Put the lid on the canner and tighten it.  First line up the arrows on the lid and pot, then turn the lid til the handles are together.  Make sure the rubber overpressure plug is in.  On our pressure canner, this is a small black plug.  As a safety backup, if the vent pipe gets blocked or clogged, this little rubber thing will pop out and release steam.



Turn the stove on high.  Watch for the vent pipe to start steaming. Then begin timing.  It needs to steam for 7 minutes.  This is a good time to clean up some of your mess. During steaming, the air vent may start spitting out water.  Just wipe it off every now and then.


At some point during the 7 minutes, the air vent should pop up.  That shows pressure is building.


After the 7 minutes is up, put the pressure regulator on the vent pipe.

Leave the stove on high.  Watch the pressure dial gauge.  The goal is to get to and maintain 10 to 11 pounds of pressure.  When it reaches about 5 to 6 lbs, you can start easing down on the stove temperature.  Continue to adjust the stove setting.  Most likely, you'll end up with the stove on low.


Once the canner reaches 10 pounds of pressure, start timing. Keep it between 10 and 11 pounds for 25 minutes.  You will need to monitor and adjust the whole time.  It may go a little over or under 10-11 pounds.

When 25 minutes is up, LIFT (don't slide) the canner off the burner.  Let the pressure drop on its own - don't do anything to try to speed up this process.

The pressure is down when the air vent drops back down and no steam comes out when the pressure regulator is tilted.  Don't use the dial gauge as an indicator - even when it goes back to zero, the pressure may not be down enough. During this lesson, it took 45 minutes for the pressure to go down.  Occasionally, a jar may pop while still in the canner.

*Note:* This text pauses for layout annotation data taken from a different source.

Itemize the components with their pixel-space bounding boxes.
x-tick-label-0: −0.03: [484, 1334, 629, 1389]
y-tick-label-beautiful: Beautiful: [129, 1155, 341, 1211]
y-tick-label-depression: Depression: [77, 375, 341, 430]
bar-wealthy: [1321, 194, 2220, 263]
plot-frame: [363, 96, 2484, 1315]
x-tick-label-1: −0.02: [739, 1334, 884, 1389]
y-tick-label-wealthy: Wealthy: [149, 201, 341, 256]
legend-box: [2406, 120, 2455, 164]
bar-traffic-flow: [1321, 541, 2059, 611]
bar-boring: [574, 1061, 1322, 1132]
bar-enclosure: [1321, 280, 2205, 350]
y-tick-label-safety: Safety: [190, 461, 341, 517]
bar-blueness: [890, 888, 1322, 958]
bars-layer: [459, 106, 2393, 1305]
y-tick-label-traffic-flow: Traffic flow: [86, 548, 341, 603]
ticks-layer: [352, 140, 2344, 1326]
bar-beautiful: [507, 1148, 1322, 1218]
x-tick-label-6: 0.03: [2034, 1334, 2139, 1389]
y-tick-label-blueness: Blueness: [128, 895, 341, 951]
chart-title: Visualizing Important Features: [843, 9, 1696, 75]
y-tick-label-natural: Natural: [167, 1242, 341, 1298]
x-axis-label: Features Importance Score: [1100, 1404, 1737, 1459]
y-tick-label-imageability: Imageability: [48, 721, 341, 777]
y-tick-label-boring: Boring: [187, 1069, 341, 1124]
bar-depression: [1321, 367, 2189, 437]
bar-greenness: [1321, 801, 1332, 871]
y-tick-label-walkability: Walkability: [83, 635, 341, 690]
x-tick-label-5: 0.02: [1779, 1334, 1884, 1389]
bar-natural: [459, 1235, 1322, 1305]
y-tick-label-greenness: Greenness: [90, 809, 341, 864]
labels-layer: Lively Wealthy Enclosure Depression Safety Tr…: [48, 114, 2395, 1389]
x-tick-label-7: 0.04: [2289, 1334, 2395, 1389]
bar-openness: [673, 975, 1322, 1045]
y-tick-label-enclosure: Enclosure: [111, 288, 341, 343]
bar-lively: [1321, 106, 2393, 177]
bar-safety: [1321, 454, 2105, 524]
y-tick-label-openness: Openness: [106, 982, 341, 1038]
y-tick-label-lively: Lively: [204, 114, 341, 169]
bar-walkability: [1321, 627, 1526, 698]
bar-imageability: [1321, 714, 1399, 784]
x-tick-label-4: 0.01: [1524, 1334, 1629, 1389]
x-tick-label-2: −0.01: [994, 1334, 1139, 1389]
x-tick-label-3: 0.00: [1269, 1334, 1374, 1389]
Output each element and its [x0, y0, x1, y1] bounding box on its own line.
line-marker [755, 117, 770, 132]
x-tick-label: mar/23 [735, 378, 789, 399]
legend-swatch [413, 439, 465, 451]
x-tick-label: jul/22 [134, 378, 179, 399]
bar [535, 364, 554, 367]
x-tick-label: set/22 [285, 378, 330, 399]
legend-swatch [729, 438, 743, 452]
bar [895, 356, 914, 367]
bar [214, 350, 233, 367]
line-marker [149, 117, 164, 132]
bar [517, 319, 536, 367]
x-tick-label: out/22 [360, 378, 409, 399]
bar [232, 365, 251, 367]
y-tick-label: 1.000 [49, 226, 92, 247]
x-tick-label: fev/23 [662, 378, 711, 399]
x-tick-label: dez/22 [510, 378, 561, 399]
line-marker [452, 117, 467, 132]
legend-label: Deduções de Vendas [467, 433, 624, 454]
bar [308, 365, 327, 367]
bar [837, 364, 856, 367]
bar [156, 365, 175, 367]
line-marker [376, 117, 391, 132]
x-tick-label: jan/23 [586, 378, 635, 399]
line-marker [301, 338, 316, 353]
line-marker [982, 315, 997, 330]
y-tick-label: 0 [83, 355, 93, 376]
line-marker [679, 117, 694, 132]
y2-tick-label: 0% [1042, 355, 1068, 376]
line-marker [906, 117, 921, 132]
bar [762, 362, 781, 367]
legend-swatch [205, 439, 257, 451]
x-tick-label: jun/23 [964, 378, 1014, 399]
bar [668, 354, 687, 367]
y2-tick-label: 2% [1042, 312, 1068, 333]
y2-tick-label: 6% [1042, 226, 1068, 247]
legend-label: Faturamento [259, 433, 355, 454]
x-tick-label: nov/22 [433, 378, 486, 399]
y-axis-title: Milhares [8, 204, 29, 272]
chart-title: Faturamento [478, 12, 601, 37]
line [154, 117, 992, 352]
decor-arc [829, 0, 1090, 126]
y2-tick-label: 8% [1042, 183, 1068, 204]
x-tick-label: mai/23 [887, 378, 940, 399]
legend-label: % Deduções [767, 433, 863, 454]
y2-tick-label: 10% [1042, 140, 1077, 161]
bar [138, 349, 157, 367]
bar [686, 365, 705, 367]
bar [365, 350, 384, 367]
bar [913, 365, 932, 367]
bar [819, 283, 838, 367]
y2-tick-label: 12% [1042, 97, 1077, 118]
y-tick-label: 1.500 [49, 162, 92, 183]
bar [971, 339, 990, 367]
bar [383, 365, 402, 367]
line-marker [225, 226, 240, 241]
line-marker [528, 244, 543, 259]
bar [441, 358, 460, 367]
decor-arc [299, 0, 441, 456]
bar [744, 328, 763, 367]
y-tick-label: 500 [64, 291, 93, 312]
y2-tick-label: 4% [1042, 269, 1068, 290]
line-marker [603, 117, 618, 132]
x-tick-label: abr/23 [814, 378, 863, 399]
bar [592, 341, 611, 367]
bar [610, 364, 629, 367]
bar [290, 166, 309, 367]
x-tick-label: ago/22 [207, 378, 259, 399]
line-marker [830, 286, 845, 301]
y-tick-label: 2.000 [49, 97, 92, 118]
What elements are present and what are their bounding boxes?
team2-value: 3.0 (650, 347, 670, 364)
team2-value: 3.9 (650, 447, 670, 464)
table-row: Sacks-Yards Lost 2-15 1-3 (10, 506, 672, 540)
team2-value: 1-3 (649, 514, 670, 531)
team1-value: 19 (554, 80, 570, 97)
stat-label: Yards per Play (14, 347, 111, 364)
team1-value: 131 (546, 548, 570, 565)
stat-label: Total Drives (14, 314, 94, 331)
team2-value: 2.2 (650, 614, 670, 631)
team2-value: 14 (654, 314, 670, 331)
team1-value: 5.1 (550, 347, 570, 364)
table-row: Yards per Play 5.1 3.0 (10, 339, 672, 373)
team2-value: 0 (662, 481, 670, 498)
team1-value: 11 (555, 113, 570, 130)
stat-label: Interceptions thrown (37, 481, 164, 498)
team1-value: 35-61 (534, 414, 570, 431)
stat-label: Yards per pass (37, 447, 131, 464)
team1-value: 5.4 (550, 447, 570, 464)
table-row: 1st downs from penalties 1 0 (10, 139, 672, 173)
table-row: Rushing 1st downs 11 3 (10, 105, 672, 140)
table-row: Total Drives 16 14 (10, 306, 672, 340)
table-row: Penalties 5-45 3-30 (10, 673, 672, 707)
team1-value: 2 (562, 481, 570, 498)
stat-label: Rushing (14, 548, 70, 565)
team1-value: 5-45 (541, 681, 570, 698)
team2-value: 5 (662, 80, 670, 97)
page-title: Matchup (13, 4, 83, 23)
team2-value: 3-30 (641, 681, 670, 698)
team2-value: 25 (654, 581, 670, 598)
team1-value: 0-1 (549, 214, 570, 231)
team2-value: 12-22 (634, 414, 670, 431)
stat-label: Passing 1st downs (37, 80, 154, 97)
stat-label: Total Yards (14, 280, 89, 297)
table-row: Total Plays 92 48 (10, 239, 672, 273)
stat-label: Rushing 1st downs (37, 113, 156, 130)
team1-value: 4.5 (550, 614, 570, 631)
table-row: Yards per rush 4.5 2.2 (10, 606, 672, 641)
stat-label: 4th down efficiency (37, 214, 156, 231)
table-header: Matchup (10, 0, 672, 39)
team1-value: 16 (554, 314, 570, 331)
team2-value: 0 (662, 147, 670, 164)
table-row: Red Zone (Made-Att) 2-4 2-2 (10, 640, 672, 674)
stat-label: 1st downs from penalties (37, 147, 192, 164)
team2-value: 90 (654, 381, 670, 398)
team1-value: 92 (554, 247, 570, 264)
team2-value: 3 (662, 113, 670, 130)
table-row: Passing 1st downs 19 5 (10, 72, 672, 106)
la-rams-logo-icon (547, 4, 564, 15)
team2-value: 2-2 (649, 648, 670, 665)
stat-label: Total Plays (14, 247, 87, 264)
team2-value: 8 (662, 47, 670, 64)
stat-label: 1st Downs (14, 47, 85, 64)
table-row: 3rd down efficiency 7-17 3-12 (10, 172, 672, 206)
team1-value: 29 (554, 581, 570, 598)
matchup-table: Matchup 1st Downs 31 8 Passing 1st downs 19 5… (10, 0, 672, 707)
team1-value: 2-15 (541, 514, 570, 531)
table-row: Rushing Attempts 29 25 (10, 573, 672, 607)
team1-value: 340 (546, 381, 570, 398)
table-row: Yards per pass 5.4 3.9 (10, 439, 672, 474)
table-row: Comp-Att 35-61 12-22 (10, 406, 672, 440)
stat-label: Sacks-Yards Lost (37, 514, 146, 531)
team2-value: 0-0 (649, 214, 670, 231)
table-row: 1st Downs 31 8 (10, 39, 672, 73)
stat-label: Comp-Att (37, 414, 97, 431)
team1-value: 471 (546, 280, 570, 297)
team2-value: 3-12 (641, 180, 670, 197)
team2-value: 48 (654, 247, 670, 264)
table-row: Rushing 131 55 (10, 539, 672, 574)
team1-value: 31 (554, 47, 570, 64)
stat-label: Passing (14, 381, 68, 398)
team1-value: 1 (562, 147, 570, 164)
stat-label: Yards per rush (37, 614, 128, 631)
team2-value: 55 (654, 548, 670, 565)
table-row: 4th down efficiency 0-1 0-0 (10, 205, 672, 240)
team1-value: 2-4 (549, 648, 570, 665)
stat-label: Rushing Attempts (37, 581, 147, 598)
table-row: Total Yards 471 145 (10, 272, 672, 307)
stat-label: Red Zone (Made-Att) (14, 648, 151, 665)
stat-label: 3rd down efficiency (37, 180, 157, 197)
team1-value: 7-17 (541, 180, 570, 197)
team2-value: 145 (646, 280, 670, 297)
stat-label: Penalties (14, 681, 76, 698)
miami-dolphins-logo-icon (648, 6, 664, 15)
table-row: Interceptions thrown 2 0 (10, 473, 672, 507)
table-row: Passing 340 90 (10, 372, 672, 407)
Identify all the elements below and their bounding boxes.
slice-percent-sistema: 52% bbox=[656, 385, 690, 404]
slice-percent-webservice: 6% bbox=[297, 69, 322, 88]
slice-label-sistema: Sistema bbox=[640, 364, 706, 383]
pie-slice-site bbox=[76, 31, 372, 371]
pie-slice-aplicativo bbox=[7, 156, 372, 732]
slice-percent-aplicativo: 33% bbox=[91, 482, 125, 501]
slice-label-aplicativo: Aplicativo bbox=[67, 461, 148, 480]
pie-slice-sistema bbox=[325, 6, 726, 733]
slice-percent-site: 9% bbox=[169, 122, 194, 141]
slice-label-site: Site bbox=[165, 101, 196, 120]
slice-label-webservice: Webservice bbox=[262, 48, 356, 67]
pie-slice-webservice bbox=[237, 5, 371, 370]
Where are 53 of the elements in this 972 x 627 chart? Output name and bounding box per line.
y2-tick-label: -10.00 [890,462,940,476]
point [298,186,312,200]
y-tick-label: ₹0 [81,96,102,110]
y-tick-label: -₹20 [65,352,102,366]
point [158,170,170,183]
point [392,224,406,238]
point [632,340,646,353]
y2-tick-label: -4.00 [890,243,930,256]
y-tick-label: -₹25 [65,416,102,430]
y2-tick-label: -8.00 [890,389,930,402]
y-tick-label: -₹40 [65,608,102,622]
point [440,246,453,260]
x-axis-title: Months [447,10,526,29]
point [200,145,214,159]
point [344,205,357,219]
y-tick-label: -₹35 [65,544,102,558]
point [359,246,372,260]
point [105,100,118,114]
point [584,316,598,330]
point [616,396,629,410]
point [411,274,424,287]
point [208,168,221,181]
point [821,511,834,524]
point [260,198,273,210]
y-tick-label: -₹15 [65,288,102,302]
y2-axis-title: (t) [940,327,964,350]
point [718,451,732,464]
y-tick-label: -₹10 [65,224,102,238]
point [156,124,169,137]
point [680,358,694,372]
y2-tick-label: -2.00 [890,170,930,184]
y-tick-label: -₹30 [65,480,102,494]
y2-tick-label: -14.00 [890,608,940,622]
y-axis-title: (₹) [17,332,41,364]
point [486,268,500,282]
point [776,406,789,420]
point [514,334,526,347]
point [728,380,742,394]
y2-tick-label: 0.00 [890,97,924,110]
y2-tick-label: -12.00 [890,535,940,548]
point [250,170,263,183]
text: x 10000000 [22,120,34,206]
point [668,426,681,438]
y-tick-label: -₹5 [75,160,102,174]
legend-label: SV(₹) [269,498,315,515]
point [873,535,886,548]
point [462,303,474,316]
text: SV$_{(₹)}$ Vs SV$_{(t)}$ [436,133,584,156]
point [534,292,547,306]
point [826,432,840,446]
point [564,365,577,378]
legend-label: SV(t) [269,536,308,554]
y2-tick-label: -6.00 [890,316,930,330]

When the pressure is down, take off the pressure regulator and remove the lid.  Everything is still hot so use oven mitts and tilt the lid so steam goes away from your face. 

Using a jar lifter, remove jars and place them on a towel, leaving at least a 1 inch space between jars during cooling.  It won't be long before you'll hear the jar lids start popping.  There's a small bump on the lid.  Once it pops, that bump is gone.  Some will pop faster than others.  Most of ours had popped before we took them out of the canner.

The tomatoes in the jars that took had rose to the top of the jar.  A watery looking juice was at the bottom.  One jar looked different.  Everything was still mixed.  It looked prettier, but that jar never popped.  It was bad. 


Once source says when she has a jar that doesn't take, she just puts those tomatoes in the freezer.